Besides that, you need to remember that the object you retrieve with the lazy is not the object that was in the program's state when it was requested.
You'll get the object itself only when it will be used. This will be hard to debug later on if you get objects that are important to the program's state.
This does not appear to be using Lazy<T> for the purpose of saving creation/loading of an expensive object so much as it is to (perhaps unintentionally) be wrapping some arbitrary delegate for delayed execution. What you probably want/intend your derived property getters to return is a string, not a Lazy<string> object.
If the calling code looks like
string fileName = MicrosoftFormatName.Value;
then there is obviously no point, since you are "Lazy-Loading" immediately.
If the calling code looks like
var lazyName = MicrosoftFormatName; // Not yet evaluated
// some other stuff, maybe changing the value of DatFileName
string fileName2 = lazyName.Value;
then you can see there is a chance for fileName2 to not be determinable when the lazyName object is created.
It seems to me that Lazy<T> isn't best used for public properties; here your getters are returning new (as in brand new, distinct, extra) Lazy<string> objects, so each caller will (potentially) get a different .Value! All of your Lazy<string> properties depend on DatFileName being set at the time their .Value is first accessed, so you will always need to think about when that is initialized relative to the use of each of the derived properties.
See the MSDN article "Lazy Initialization" which creates a private Lazy<T> backing variable and a public property getter that looks like:
get { return _privateLazyObject.Value; }
What I might guess your code should/might like, using Lazy<string> to define your "set-once" base property:
// This is set up once (durinig object initialization) and
// evaluated once (the first time _datFileName.Value is accessed)
private Lazy<string> _datFileName = new Lazy<string>(() =>
{
string filename = null;
//Insert initialization code here to determine filename
return filename;
});
// The other 3 properties are derived from this one.
// Ends in .dat
public string DatFileName
{
get { return _datFileName.Value; }
private set { _datFileName = new Lazy<string>(() => value); }
}
private string DatFileBase
{
get { return Path.GetFileNameWithoutExtension(DatFileName); }
}
public string MicrosoftFormatName
{
get { return DatFileBase + "_m.fmt"; }
}
public string OracleFormatName
{
get { return DatFileBase + "_o.fmt"; }
}
Using Lazy for creating simple string properties is indeed an overkill.
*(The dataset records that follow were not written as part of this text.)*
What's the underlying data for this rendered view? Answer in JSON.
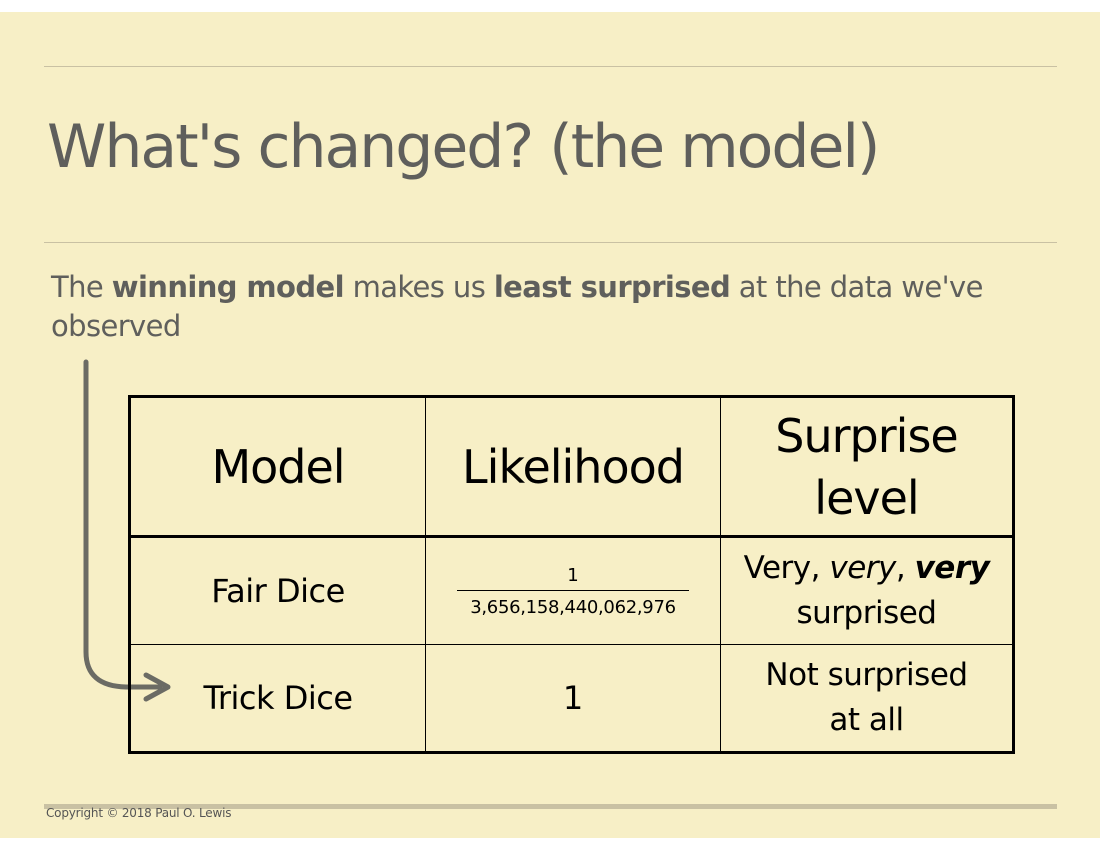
{
  "slide": {
    "title": "What's changed? (the model)",
    "subtitle": {
      "part1": "The ",
      "bold1": "winning model",
      "part2": " makes us ",
      "bold2": "least surprised",
      "part3": " at the data we've observed"
    },
    "table": {
      "headers": {
        "model": "Model",
        "likelihood": "Likelihood",
        "surprise_line1": "Surprise",
        "surprise_line2": "level"
      },
      "rows": [
        {
          "model": "Fair Dice",
          "likelihood_numerator": "1",
          "likelihood_denominator": "3,656,158,440,062,976",
          "surprise_very1": "Very,",
          "surprise_very2": "very",
          "surprise_comma": ",",
          "surprise_very3": "very",
          "surprise_line2": "surprised"
        },
        {
          "model": "Trick Dice",
          "likelihood": "1",
          "surprise_line1": "Not surprised",
          "surprise_line2": "at all"
        }
      ]
    },
    "copyright": "Copyright © 2018 Paul O. Lewis",
    "colors": {
      "background": "#f7efc6",
      "text": "#5f5f5c",
      "rule": "#c9c1a3",
      "arrow": "#6b6b64"
    }
  }
}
Initializing the instance of Lazy with lambda parameter is probably much more expensive than doing single string operation. There's one more important argument that others didn't mention yet - remember that lambda parameter is resolved by the compiler to quite complex structure, far more comples than string concatenation.
The other area that is good to use lazy loading is in a type that can be consumed in a partial state. As an example, consider the following:
public class Artist
{
public string Name { get; set; }
public Lazy<Manager> Manager { get; internal set; }
}
In the above example, consumers may only need to utilise our Name property, but having to populate fields which may or may not be used could be a place for lazy loading. I say could not should, as there are always situations when it may be more performant to load all up front.... depending on what your application needs to do.